Sometimes writing a blog can feel like throwing tales out into the void. I’m lucky in that people do comment on my blogs, but that just gives me a tantalizing glimpse into your minds. So this is to expand on that. I welcome anyone to answer, whether you’ve ever read my blog before or not.
Tell me about you…
- What are the 3 best things that happened to you this week?
- What are the 3 worst things to happen to you this week?
- What secret skills do you have?
- What would your superpower be?
- What would you like to change about yourself?
- What would you like to change about your life?
- You have a time machine, you can use it three times, when would you go?
- What subject do you wish you knew more about?
- What do you think of as your job? Do you like your job?
- What is in your pockets?
- What is your favourite TV program/ magazine/ book?
My answers
What are the 3 best things that happened to you this week?
In no particular order
- I finished rewriting my book, which is why I have time to cogitate on blogs like these.
- My boss liked how I pruned a fig tree, said it was perfect.
- A good friend of mine is getting married! She’s dreading it!
What are the 3 worst things to happen to you this week?
- Had an argument with a colleague, I think because he didn’t like how I pruned my fig tree and so he picked a fight over something else.
- I had one of those uneasy dreams, where people close to me are acting weird as if they’ve been taken over by aliens. Spent the day feeling nervous.
- I’ve got this new niggling pain in my back, I think I may have started sitting wonky.
What secret (useless) skills do you have?
I can write backwards, upside-down and then backwards and upside down at the same time.
What would your superpower be?
The ability to show people how others see them. I have a suspicion that nastiness is often a result of people not realising they are being nasty; that anxiety comes from believing other people actually notice and care about what you do when they don’t; and people I love don’t seem to have a clue about how much everyone else respects them. So I’d want to solve all these problems with my truth lasers.
Either that or really springy feet that I could use to leap my way around buildings and up trees.
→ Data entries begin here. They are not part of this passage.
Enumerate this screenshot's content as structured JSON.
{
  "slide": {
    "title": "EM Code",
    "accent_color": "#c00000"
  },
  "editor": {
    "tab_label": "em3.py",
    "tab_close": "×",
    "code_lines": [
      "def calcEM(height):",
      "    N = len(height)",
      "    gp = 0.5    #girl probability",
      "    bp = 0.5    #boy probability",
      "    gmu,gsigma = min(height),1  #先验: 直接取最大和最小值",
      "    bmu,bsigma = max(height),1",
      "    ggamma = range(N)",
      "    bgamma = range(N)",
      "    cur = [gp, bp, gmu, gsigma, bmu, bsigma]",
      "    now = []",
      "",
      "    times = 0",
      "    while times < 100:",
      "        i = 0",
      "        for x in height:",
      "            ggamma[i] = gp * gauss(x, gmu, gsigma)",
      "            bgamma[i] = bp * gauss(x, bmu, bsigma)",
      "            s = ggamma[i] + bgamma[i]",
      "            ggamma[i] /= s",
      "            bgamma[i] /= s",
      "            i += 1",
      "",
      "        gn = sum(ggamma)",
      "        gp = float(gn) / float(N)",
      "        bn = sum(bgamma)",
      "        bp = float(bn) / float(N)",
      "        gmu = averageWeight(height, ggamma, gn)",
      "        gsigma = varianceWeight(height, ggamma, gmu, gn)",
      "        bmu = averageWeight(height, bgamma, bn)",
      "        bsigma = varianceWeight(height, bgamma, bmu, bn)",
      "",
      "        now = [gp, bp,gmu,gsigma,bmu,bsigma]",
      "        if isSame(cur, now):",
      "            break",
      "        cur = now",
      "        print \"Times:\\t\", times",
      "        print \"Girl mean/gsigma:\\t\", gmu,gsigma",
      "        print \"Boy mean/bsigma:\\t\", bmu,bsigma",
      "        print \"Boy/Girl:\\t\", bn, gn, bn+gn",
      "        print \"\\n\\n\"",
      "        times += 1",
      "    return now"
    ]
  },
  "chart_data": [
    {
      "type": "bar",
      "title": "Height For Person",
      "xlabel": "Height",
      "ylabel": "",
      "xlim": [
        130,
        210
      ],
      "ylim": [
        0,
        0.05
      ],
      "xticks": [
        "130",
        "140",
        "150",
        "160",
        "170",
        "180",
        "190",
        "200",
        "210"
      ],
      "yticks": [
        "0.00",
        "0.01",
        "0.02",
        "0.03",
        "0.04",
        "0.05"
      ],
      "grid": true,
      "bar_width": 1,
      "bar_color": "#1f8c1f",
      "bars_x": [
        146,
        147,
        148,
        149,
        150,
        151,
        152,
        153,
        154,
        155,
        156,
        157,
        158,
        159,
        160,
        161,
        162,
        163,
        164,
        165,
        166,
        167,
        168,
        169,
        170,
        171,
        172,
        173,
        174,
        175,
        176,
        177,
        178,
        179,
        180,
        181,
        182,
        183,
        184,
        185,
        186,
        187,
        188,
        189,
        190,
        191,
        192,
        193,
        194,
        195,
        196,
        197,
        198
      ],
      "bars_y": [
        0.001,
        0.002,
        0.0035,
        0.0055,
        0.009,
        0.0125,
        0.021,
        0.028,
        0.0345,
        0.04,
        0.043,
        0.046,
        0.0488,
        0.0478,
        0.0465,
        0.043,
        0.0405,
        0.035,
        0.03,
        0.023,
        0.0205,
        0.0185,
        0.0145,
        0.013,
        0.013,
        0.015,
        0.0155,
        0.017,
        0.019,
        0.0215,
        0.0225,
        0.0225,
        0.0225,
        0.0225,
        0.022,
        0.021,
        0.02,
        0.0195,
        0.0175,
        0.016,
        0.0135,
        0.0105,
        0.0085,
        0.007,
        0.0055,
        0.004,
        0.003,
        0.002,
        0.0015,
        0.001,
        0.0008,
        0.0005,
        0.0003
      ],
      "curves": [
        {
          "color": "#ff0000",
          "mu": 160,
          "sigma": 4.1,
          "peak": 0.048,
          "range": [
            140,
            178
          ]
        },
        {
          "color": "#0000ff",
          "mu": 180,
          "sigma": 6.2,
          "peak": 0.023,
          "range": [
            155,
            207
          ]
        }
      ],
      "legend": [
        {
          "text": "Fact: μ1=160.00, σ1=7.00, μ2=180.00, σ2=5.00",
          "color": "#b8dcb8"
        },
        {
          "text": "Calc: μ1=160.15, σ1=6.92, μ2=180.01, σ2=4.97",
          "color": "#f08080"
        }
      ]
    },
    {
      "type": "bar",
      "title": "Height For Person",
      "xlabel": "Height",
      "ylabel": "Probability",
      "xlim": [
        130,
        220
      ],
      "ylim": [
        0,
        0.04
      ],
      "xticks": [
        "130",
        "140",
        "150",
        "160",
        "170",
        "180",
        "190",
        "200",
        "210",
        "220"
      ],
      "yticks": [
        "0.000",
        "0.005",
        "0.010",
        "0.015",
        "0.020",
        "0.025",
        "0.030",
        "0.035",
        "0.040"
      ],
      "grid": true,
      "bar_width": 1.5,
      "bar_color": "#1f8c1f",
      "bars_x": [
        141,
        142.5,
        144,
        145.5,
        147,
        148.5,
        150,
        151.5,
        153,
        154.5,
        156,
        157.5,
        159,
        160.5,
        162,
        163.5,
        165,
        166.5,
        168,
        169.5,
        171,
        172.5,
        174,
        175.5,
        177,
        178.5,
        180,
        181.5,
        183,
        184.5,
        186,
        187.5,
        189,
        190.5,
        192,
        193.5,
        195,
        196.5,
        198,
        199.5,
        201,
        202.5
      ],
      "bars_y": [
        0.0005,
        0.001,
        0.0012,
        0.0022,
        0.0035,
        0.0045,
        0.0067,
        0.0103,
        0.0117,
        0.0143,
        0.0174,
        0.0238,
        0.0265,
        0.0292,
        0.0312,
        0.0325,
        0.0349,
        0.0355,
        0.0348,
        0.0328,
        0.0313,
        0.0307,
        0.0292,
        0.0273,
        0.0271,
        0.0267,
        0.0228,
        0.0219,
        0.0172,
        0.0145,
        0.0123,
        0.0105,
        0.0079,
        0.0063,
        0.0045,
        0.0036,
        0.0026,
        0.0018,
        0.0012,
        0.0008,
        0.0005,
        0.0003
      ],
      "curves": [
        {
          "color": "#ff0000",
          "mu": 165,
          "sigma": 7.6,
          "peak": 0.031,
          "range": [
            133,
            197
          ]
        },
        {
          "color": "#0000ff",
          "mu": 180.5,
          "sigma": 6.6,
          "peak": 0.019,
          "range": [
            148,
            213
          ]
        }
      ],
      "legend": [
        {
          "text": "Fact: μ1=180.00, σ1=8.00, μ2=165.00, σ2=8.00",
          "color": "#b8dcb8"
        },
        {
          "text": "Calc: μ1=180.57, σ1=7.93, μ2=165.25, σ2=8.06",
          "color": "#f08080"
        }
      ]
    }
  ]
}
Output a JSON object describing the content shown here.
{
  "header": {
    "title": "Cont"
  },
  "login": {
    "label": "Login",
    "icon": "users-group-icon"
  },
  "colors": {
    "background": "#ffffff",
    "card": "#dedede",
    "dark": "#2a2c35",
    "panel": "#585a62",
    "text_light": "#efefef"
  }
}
What would you like to change about yourself?
It’s a dull answer, but I’d just like to get rid of anxiety and stress-based exhaustion. They taint friendships, adventures, hobbies, work. They improve nothing.
What would you like to change about your life?
To have some success with writing. To own a cat. Or a dog.
You have a time machine, you can use it three times, when would you go?
- Assuming my time machine has a few attachments that allow me to survive in inhospitable landscapes and translate speech into something I understand. A few hundred million years into the past to see all the bizarre ocean animals, the first plants and fungi to evolve.
- Ancient Greece, the time of Aristotle. It seems such a sophisticated time, but with many curious twists to their politics and morals.
- The future – I’d probably regret it, but the curiosity would be too much. Are we heading for the destruction of the human race? Will the changes to our environment lead to an evolutionary burst of new animals?
What subject do you wish you knew more about?
History. I have only fragments and no way of holding it together, because my knowledge is so patchy.
What do you think of as your job? Do you like doing it?
I added the first question for people who do a job that means nothing to them, but do something else that’s very important. Or people not currently employed, who of course still have passions and labour that occupy their time.
For me, I think of work as the thing I get paid for. I’m a gardener, I love it, but the place I work is unusually complicated and competitive for gardening and I find that stressful sometimes.
What is your favourite TV program/ magazine/ book?
Currently Community (although in the past it was 4400 and Red Dwarf)
New Scientist
I’m not a great reader these days, back when I was smarter it was Swing Hammer Swing! by Jeff Torrington and The War of Don Emmanuel’s Nether Parts by Louis de Berniere.